Credit: Reuters/Stephen Lam
Protesters chant in front of a police line outside Berkley Police Department headquarters during a march against the New York City grand jury decision to not indict in the death of Eric Garner in Berkeley, California December 9, 2014.
The staffers, including members of the Congressional Black Associates group, held a prayer service on the steps of the U.S. Capitol and raised their hands in a reference to the 'Hands up, don't shoot' chants that have become a regular feature of protests around the nation.
The action was the latest in a series of demonstrations over concerns about the policing of black communities.
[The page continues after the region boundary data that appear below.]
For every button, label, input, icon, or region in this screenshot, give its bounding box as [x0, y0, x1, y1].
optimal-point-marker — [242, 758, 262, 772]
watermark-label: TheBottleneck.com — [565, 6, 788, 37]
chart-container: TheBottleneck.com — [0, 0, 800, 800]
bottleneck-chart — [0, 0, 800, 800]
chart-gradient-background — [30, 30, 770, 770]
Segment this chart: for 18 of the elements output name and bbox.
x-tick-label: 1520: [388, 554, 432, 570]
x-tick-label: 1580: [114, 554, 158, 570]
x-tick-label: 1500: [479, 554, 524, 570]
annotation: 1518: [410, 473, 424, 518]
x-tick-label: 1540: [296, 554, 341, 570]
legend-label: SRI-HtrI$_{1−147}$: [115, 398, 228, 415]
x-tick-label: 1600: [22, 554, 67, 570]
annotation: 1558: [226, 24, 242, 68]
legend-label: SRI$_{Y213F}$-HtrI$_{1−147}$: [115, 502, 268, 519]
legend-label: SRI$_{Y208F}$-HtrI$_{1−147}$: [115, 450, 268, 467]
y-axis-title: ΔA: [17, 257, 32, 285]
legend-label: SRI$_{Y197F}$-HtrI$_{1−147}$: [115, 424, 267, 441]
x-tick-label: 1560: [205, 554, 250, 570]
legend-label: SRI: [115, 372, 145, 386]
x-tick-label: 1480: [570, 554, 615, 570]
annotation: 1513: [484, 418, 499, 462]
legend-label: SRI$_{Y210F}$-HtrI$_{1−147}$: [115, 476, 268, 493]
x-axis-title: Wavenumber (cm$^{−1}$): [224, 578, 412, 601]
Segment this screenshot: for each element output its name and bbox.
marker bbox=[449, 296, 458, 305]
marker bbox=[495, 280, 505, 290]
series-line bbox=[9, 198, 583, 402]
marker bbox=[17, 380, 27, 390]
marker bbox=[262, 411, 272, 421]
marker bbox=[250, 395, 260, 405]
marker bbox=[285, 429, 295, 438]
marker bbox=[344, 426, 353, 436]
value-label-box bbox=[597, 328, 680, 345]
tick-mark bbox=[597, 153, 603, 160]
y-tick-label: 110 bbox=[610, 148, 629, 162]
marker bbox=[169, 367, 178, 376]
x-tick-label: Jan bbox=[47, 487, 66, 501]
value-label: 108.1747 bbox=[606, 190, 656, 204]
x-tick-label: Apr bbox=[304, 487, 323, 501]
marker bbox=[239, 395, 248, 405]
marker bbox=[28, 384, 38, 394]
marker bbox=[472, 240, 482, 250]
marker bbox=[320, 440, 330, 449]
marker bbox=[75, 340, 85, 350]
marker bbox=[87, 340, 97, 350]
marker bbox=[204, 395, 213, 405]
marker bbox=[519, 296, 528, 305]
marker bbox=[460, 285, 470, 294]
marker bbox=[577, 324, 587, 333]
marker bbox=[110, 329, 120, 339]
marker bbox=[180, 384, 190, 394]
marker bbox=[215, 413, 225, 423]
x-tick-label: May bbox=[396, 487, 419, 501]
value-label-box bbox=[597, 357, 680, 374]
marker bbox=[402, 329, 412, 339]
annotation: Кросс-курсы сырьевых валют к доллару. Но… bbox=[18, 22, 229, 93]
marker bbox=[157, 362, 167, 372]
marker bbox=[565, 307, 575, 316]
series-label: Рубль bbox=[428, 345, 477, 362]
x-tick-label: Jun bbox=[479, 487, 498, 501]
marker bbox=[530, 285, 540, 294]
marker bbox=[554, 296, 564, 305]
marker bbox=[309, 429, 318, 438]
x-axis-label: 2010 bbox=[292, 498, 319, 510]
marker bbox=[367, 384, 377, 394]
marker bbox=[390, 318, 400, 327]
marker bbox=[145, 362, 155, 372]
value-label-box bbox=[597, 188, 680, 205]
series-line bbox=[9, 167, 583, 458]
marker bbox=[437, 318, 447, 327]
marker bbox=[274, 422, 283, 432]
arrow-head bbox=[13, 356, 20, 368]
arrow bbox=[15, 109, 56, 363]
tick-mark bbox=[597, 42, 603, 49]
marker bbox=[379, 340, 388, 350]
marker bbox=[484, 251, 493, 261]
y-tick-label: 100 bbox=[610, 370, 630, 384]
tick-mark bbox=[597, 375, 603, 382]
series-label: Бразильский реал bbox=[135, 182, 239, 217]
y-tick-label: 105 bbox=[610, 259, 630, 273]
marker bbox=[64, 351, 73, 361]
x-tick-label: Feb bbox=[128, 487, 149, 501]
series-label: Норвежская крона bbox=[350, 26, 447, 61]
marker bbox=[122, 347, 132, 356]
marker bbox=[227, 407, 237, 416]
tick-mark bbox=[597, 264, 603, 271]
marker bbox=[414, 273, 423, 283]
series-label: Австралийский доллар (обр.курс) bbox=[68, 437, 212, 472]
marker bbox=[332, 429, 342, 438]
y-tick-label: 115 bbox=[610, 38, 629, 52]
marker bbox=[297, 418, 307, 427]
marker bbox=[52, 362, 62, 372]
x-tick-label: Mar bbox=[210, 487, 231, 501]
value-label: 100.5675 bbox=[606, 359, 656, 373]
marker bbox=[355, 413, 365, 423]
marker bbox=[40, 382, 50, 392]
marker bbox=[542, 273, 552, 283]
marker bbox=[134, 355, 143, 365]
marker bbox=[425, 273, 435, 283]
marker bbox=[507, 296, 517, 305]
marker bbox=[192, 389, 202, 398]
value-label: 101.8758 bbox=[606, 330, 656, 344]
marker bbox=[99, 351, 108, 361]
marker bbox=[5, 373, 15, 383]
Some have turned violent, including this week's protests in northern California.
Oakland and neighboring Berkeley, California, have seen nightly demonstrations all week in response to decisions by two grand juries not to charge white police officers in the killings of Michael Brown in Ferguson and Eric Garner in New York.
On Wednesday night, about 150 protesters, fewer than on previous evenings, left the campus of University of California, Berkeley, and demonstrated without incident before marching south into Oakland, authorities said.
By that point, the protesters had dwindled to about 50 people, some of whom broke windows at a T-Mobile store and a Chase bank branch, according to the city of Oakland. Looting was reported in an area of small businesses at a downtown intersection, the city said.
At one point, a man, who demonstrators said was an undercover police officer and who had been marching with them, pointed a pistol at protesters after he and another man were attacked, according to a Reuters photographer who witnessed the incident. Within a minute or two, about 20 uniformed officers arrived and detained one of the protesters.
Lieutenant Chris Bolton of the Oakland Police Department referred all inquiries about the incident to California Highway Patrol.
'It was a CHP arrest conducted by CHP officers,' Bolton wrote on Twitter.
The California Highway Patrol did not immediately respond to multiple requests for comment, including whether one or more of its officers were working undercover.
Two subway stations in downtown Oakland were shut for a time late on Wednesday due to the protest, city officials said.
On previous evenings this week in the Bay Area, riot police have fired tear gas and pepper spray to disperse crowds of demonstrators that have at times been hundreds strong, some of whom have thrown stones at the officers.